Estimant que la majorité des femmes auront du mal à verser la caution exigée, Aïda Sopi Niang met l’accent sur la nécessité de trouver une alternative.
Aminata Faye Dièye, Conseillère municipale à la Mairie de Mermoz-Sacré-Cœur, salue l’adoption du nouveau Code électoral qui est, selon elle, « une avancée majeure » pour la démocratie sénégalaise. Mais, elle souligne n’avoir pas attendu cette disposition juridique pour se lancer dans la compétition électorale. « J’avais décidé de poser ma candidature et d’être tête de liste majoritaire. L’avantage du nouveau mode d’élection des Maires est qu’il permet aux populations de connaître et de choisir leur Maire. Auparavant, les Conseillers municipaux les élisaient à leur place », souligne Mme Faye.
Toujours est-il que pour notre interlocutrice, les femmes ne doivent pas dormir sur leurs lauriers. « La loi est impersonnelle. Tout dépend de la bataille qu’elles vont mener pour figurer en bonne position. Il faut qu’elles cherchent à se faire une place dans les mouvements citoyens et les partis politiques. Cela ne sera pas facile, car les hommes ne laisseront jamais les femmes jouer les premiers rôles », ajoute-t-elle.
L’ancienne ministre et ancienne présidente du Conseil des femmes sénégalaises (Cosef), Hawa Dia Thiam, qui s’est toujours battue pour une meilleure représentativité des femmes partage cet avis. Elle les encourage à faire bouger les lignes malgré des acquis importants enregistrés ces dernières années grâce à la loi sur la parité. Mme Thiam les invite à redoubler d’efforts pour conquérir les villes, même si elle reconnaît que leur parcours ne sera pas lisse avec les coalitions électorales en 2022. Selon elle, cette donne peut déjouer les pronostics. « Avant l’adoption du suffrage universel direct, il arrivait que l’élection d’un Maire soit négociée ; un toilettage a été opéré avec le nouveau Code électoral. Mais, les femmes doivent poursuivre leur combat pour bien se positionner en dépit de l’émergence des coalitions électorales. Nous comptons également sur la volonté politique et la collaboration des hommes pour une meilleure représentativité des femmes en respectant la loi sur la parité », souligne Hawa Dia Thiam. C’est toute l’importance, dit-elle, des formations initiées dans l’optique de renforcer les capacités des femmes et de promouvoir une représentation qualitative dans les instances de décision. La formation est le meilleur levier sur lequel les femmes doivent s’appuyer pour opérer de grands changements en dépit de la nouvelle loi électorale.

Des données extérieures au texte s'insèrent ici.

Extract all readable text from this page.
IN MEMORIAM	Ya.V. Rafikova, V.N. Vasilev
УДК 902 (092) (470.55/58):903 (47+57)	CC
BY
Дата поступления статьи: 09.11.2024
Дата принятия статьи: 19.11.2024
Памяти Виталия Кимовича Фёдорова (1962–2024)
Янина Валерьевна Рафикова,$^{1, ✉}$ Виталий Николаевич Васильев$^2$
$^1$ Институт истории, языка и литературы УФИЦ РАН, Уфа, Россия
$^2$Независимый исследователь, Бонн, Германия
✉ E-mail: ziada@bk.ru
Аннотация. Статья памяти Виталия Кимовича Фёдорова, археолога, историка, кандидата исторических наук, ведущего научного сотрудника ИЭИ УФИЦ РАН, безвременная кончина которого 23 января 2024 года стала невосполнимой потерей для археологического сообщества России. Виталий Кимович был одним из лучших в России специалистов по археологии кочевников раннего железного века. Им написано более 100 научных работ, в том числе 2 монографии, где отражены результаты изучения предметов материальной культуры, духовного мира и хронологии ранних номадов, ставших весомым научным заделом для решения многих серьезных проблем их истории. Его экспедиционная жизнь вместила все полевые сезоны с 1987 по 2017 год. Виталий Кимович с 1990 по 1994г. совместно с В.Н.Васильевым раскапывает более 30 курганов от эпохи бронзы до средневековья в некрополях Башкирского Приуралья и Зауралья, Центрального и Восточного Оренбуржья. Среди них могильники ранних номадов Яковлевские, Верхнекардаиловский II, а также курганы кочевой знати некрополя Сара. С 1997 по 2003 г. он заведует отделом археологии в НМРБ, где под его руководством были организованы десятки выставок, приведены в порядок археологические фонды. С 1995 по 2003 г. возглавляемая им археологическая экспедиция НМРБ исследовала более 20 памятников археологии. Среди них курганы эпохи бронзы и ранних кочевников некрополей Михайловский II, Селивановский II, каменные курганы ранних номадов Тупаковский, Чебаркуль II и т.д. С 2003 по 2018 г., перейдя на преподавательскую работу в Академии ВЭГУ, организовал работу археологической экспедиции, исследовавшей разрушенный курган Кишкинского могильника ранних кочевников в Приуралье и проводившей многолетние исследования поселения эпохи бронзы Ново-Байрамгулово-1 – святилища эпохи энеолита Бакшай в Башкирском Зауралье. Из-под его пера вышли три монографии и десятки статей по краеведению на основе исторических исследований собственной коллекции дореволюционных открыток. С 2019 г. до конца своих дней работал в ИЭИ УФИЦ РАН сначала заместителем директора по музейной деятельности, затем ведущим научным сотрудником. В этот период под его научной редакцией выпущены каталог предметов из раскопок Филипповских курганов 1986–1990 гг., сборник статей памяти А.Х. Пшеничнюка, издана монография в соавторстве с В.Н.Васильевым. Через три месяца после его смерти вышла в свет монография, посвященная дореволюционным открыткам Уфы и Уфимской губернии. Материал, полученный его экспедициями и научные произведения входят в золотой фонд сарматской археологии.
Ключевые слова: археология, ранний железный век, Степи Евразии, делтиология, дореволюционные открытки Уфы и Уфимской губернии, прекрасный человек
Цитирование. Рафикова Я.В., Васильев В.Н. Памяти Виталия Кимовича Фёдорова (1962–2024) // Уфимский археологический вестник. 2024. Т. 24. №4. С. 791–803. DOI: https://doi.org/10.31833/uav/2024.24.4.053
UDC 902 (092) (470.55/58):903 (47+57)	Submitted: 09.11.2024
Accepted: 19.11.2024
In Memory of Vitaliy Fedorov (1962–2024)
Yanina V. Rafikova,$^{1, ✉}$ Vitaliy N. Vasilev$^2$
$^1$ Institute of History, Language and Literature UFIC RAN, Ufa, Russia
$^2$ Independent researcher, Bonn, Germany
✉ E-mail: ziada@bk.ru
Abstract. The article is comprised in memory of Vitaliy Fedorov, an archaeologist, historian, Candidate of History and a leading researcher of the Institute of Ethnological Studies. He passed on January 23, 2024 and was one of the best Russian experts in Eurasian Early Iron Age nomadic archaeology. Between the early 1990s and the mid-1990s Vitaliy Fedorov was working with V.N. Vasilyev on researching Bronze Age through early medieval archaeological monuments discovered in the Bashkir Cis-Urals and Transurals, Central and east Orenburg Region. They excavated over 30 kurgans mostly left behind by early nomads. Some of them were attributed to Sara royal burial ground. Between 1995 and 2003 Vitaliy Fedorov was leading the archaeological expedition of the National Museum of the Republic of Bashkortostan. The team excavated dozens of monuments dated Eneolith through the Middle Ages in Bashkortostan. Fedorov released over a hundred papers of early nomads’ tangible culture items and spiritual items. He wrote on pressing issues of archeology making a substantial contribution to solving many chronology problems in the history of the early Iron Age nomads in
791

Cependant, les femmes souhaitent que celles qui aspirent à diriger les collectivités territoriales soient compétentes et engagées. « C’est important d’impulser des changements, notamment à la base. La loi sur la parité constitue un acquis important. La liste paritaire est une condition de recevabilité des listes électorales, mais nous n’avons pas encore la moitié des femmes au niveau des instances électives. La nouvelle disposition peut donc aider », ajoute l’ancienne Ministre, par ailleurs Présidente de la plateforme « Les Femmes Debout ».
Mme Thiam pense que les femmes qui sont à des postes de responsabilité peuvent aider leurs sœurs à gravir les obstacles. « Beaucoup d’efforts ont été faits dans ce sens », reconnait-elle, invitant alors les femmes à se lancer à la conquête des villes et à faire du lobbying pour atteindre leurs objectifs.